Open Faced Crispy Eggplant Sandwich:

  • 1 large Italian eggplant – thinly sliced (1/8 of an inch thick)
  • couple tbsp course salt
  • 1 cup Italian style breadcrumbs
  • 1 cup lowfat buttermilk
  • 1 tsp chili powder
  • olive oil
  • 2 ciabatta rolls – each roll should be sliced in 4 thin slices
  • 1/4 cup lowfat mayo
  • 3-4 tbsp pesto
  • 1 bell pepper – thinly sliced
  • 1 large red onion – thinly sliced
  • 1 jalapeño – thinly sliced
  • 1 clove garlic – thinly sliced
  • 2 tsp dried oregano
  • 1/4 cup reduced fat shredded mozzarella
  • 1 beefsteak tomato – finely chopped
  • salt
  • black pepper


1. First lay the eggplant slices in a colander (or baking sheet with holes) sprinkle generously with the course salt and let sit until all the moisture seeps out. About 30 minutes.

2. Set up an assembly line with the buttermilk in a shallow dish and the breadcrumbs in a shallow dish. Take the salted eggplant slices and first dip in buttermilk on both sides and then coat with the breadcrumbs on both sides, making sure to pat in the breadcrumbs until they adhere. While you’re preparing the slices, heat a large non-stick skillet over medium flame spray with PAM and pour in olive oil to coat the pan. Place the slices into the pan and pan sear on both sides until the breadcrumbs are dark brown and the eggplant is cooked through. Set aside.

3. In a small bowl, mix together the mayo and 2 tbsp pesto. Set aside.

4. In the same skillet that you cooked the eggplant in, remove an access/burnt crumbs and set over medium flame. Spray with PAM and add in the bell peppers, onions, jalapenos, and garlic. Saute for about 2 minutes. Add in the oregano, and a sprinkle of salt and pepper. Continue to saute over medium-low flame until vegetable begin to soften and caramelize. While that’s cookies, mix together remaining 2 tbsp of pesto and chopped tomatoes in a small bowl. Set aside. Once veggies have cooked and become soft, remove from the pan.
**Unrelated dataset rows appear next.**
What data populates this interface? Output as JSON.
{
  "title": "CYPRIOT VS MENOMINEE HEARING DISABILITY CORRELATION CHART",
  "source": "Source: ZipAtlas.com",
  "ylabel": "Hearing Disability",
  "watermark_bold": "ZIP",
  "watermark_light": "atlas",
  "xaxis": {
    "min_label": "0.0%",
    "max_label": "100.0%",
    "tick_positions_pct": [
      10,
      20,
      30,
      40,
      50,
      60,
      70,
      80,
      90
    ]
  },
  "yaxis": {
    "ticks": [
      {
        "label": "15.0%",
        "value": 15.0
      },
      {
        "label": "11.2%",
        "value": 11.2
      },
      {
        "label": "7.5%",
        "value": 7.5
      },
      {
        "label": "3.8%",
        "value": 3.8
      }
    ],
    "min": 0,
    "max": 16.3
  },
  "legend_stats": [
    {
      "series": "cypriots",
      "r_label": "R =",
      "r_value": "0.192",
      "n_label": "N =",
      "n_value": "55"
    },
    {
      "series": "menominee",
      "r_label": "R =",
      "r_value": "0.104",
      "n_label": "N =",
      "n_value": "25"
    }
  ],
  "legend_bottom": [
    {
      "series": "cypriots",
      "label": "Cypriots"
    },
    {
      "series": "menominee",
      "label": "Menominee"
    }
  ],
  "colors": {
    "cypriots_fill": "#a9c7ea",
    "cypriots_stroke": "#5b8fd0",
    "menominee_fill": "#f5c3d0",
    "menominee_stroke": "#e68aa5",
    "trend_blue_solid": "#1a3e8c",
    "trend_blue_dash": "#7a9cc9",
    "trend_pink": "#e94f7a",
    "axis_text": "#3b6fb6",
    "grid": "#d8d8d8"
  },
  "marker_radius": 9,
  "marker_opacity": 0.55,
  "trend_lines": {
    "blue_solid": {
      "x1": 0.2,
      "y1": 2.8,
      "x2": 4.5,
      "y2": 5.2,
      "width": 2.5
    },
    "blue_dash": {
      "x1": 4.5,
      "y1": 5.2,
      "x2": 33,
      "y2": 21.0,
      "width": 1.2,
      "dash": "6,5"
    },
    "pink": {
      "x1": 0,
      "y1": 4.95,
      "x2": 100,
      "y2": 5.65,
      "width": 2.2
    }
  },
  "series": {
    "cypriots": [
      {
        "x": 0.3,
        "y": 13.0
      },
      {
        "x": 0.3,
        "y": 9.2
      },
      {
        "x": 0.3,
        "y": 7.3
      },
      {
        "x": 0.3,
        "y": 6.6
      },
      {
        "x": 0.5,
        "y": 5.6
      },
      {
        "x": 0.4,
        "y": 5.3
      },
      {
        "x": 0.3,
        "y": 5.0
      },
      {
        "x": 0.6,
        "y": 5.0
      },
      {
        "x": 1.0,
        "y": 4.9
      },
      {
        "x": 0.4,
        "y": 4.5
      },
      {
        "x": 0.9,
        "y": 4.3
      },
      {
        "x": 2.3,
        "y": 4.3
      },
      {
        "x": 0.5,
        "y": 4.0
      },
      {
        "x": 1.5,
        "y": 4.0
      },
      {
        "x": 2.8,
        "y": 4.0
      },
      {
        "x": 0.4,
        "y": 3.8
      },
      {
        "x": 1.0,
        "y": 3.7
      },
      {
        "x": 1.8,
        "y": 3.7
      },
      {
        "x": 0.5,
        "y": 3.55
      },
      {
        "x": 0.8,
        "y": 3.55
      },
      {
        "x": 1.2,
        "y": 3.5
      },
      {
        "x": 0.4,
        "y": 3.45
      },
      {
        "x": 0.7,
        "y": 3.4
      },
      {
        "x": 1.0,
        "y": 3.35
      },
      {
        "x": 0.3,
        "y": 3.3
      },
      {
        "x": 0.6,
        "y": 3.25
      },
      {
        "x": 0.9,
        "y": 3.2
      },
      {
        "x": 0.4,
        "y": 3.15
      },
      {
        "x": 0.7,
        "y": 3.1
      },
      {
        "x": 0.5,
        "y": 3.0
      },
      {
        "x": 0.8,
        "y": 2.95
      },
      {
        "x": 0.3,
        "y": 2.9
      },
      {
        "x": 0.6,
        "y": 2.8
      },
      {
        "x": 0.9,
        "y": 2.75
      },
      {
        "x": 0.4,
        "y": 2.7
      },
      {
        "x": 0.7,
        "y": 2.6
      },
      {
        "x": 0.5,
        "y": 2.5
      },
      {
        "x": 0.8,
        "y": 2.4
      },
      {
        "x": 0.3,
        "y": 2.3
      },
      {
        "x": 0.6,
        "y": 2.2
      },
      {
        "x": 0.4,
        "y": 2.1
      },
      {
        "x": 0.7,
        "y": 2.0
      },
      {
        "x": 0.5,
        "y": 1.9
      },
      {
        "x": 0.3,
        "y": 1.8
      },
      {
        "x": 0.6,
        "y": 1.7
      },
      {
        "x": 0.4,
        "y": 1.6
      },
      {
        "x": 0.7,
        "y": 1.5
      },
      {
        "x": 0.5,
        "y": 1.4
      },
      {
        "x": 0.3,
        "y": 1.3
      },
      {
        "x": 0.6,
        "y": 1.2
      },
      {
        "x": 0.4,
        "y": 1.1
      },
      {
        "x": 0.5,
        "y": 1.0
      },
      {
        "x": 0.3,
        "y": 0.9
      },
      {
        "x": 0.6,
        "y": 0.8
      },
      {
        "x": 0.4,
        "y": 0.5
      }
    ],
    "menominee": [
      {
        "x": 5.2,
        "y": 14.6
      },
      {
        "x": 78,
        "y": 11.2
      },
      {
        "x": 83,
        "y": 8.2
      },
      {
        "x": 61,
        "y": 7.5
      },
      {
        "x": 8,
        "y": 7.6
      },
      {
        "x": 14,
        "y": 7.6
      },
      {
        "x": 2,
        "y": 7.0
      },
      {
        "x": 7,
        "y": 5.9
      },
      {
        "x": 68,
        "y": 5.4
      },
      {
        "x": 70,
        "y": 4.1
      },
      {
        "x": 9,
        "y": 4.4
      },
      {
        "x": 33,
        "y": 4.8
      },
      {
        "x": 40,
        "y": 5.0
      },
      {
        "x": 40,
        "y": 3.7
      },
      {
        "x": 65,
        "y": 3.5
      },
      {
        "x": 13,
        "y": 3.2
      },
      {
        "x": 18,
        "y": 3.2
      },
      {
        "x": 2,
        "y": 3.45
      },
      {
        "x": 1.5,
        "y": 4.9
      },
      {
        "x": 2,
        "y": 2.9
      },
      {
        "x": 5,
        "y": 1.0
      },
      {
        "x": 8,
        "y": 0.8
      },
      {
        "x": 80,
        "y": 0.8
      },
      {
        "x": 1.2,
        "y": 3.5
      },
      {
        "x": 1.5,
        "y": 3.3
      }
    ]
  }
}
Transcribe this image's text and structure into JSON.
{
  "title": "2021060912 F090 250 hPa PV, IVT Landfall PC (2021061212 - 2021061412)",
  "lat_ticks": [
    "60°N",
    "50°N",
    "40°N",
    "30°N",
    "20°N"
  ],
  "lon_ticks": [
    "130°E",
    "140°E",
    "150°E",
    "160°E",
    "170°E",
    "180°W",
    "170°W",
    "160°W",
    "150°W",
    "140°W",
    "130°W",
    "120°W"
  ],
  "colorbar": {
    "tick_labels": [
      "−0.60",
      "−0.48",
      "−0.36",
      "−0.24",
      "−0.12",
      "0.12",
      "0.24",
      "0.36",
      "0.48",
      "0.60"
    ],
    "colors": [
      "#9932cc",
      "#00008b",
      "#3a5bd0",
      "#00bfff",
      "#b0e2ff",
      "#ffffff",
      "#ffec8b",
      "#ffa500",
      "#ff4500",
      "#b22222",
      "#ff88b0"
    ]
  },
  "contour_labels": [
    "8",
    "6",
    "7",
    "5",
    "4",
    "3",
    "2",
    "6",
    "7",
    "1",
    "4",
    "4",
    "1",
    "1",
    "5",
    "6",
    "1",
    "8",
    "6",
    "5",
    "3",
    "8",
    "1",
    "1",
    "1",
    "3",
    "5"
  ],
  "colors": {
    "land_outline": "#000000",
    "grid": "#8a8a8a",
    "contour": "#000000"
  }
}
5. Spray both sides of each of the slices of ciabatta. Place on the same pan to toast until golden brown. While the slices are still sitting in the pan (I just did 2 at a time), spread with about 1 tbsp of pesto mayo, place 2 slices of crispy eggplant, top with a generous amount of sauteed veggies, top with shredded cheese and heat over low flame. I place a steel bowl over it so the cheese melts. Remove from the pan and place on a serving dish. Top with pesto tomatoes and a smear of pesto-mayo on the side. Delish!